So I'm using Hydra 1.1 and hydra-ax-sweeper==1.1.5
to manage my configuration, and run some hyper-parameter optimization on minerl environment. For this purpose, I load a lot of data in to memory (peak around 50Gb while loading with multiprocessing, drops to 30Gb after fully loaded) with multiprocessing (by pytorch).
On a normal run this is not a problem (My machine have 90+Gb RAM), one training finish without any issue.
However, when I run the same code with -m
option (and hydra/sweeper: ax
in config), the code stops after about 2-3 sweeper runs, getting stuck at the data loading phase, because all memories of the system (+swap memory) is occupied.
First I thought this was some issue with minerl
environment code, which starts java-code in sub-process. So I tried to run my code without the environment (only the 30Gb data), and I still have the same issue. So I suspect I have some memory-leak inbetween the Hydra sweeper.
So my question is, How does Hydra sweeper(or ax-sweeper) work in-between sweeps? I always had the impression that it runs the main(cfg: DictConfig)
decorated with @hydra.main(...)
, takes a scalar return(score) and run the Bayesian optimizer with this score, with main()
called similar to a function (everything inside being properly deallocated/garbage collected between each sweep-run).

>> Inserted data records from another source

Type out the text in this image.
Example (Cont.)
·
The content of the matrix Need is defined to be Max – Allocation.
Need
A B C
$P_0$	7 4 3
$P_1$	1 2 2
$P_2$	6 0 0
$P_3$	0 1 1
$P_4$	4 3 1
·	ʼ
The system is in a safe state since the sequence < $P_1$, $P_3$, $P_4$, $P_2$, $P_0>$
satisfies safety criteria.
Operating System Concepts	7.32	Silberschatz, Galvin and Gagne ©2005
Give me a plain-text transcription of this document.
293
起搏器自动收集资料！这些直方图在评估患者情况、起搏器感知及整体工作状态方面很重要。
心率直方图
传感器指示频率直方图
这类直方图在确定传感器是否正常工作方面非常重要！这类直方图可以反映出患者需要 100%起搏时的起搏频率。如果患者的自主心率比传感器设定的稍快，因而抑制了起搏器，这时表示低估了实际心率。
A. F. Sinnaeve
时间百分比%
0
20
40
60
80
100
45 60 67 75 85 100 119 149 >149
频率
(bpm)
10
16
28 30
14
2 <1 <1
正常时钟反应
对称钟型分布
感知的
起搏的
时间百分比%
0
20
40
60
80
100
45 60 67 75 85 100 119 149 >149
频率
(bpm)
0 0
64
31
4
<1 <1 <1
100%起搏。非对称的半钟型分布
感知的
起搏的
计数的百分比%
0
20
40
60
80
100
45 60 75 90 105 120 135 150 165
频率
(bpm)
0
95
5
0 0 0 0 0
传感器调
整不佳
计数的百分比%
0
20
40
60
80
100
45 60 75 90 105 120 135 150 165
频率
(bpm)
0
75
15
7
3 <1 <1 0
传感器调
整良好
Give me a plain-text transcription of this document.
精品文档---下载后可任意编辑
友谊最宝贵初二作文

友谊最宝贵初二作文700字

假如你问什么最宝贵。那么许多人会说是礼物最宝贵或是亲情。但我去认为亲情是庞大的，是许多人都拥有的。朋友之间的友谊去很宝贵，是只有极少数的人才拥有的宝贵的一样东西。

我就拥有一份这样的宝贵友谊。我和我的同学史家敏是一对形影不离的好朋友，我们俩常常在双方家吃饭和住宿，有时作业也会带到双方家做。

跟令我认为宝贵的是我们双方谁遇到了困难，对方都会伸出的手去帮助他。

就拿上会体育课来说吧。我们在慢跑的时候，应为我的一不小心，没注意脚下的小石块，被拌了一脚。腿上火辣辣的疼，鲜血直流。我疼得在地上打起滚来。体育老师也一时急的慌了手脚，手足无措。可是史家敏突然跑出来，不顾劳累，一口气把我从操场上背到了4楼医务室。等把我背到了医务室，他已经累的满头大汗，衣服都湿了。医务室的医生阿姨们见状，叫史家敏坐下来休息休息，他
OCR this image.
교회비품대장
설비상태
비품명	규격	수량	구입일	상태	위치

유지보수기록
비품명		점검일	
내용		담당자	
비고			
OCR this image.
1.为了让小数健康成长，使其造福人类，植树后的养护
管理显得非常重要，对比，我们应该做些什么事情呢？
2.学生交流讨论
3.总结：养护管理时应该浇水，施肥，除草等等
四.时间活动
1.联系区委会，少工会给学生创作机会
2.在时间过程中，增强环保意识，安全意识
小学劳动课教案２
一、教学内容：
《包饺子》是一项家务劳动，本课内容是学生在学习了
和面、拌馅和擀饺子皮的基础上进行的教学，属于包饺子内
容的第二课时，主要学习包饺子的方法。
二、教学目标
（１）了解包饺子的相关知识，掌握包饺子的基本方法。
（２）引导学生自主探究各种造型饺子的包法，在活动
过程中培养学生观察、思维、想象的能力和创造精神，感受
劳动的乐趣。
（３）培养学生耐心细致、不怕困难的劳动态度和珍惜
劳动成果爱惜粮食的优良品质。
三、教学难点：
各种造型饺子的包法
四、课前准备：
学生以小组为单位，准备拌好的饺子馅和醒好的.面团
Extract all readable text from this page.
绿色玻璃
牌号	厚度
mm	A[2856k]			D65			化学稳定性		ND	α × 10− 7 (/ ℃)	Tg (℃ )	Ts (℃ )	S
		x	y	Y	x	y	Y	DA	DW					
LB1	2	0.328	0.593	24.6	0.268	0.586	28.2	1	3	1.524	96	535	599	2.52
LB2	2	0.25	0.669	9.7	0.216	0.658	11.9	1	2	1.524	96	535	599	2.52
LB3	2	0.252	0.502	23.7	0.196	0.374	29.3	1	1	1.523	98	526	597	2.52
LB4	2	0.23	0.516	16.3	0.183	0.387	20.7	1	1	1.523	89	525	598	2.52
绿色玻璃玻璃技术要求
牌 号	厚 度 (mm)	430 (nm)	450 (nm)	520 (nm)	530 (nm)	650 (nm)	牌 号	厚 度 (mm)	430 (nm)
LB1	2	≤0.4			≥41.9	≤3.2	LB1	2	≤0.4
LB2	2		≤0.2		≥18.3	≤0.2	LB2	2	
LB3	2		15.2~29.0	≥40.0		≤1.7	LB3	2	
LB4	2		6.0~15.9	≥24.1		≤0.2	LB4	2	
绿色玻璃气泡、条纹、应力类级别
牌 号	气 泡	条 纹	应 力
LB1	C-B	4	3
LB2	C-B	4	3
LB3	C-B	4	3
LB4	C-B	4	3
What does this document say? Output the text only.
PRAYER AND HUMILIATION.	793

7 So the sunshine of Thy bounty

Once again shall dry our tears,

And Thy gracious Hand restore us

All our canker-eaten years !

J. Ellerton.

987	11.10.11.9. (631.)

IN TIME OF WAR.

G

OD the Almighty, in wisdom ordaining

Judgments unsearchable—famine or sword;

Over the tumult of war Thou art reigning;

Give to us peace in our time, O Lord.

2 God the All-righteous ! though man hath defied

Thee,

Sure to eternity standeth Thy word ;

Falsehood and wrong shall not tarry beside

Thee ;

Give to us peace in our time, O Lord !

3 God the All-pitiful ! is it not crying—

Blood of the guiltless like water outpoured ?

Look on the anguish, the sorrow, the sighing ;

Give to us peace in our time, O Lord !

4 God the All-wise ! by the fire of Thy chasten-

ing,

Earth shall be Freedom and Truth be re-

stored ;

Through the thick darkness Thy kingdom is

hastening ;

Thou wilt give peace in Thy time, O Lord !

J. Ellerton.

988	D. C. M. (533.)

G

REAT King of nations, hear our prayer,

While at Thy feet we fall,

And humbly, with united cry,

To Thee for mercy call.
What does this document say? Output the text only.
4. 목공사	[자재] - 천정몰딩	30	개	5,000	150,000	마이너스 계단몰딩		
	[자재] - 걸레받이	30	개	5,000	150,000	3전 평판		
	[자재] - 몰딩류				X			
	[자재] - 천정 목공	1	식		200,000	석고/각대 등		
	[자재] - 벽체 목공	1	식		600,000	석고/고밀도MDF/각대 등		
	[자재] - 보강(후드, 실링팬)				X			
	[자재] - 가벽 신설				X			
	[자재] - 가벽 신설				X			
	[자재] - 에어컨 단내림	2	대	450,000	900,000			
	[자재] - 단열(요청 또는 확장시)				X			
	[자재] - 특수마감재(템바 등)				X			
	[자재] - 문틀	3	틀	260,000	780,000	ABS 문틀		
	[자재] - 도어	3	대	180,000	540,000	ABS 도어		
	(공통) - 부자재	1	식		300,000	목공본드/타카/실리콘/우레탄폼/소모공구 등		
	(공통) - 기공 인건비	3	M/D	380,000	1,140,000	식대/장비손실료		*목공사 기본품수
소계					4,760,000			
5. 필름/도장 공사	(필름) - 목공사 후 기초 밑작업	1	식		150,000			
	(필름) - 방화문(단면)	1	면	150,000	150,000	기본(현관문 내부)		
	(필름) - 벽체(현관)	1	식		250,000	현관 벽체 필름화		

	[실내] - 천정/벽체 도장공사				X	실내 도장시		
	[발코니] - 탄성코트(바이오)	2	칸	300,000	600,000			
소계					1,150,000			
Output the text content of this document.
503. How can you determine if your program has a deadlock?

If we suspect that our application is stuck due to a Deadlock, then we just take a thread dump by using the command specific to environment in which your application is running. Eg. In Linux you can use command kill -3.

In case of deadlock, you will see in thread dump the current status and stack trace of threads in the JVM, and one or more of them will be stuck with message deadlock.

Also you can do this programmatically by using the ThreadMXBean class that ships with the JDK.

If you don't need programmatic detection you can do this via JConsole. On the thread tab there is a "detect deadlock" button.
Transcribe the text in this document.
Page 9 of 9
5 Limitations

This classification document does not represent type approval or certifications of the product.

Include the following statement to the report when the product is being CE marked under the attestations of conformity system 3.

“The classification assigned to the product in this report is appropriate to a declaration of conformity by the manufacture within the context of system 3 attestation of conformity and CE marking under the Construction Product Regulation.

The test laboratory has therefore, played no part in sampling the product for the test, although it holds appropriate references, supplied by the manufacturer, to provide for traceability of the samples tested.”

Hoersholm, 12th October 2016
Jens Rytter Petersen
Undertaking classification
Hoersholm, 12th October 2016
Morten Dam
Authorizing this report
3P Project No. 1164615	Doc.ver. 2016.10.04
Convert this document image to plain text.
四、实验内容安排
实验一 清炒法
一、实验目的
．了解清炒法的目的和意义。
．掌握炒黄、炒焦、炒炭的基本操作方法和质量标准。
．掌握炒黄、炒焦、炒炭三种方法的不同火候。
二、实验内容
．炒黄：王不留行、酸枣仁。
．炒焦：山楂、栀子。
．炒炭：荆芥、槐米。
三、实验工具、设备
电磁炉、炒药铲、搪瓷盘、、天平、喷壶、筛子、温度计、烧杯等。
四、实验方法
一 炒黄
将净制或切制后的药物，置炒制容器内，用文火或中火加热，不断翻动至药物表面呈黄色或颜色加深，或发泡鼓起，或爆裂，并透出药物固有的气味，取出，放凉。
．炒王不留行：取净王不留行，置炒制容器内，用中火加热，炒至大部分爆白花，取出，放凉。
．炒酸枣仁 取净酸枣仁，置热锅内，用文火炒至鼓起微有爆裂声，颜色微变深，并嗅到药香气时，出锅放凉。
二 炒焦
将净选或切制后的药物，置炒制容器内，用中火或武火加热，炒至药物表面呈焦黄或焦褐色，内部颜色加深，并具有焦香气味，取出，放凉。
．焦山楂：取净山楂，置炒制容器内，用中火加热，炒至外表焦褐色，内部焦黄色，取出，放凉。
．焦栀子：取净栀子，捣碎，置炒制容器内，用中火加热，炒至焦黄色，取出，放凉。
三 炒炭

Is this not the case? Should I then load the data somewhere outside the main()
and keep it between sweeps?
Thank you very much in advance!
The hydra-ax-sweeper
may run trials in parallel, depending on the result of calling the get_max_parallelism
function defined in ax.service.ax_client
.
I suspect that your machine is running out of memory because of this parallelism.
Hydra's Ax plugin does not currently have a config group for configuring this max_parallelism
setting, so it is automatically set by ax.
Loading the data outside of main (as you suggested) may be a good workaround for this issue.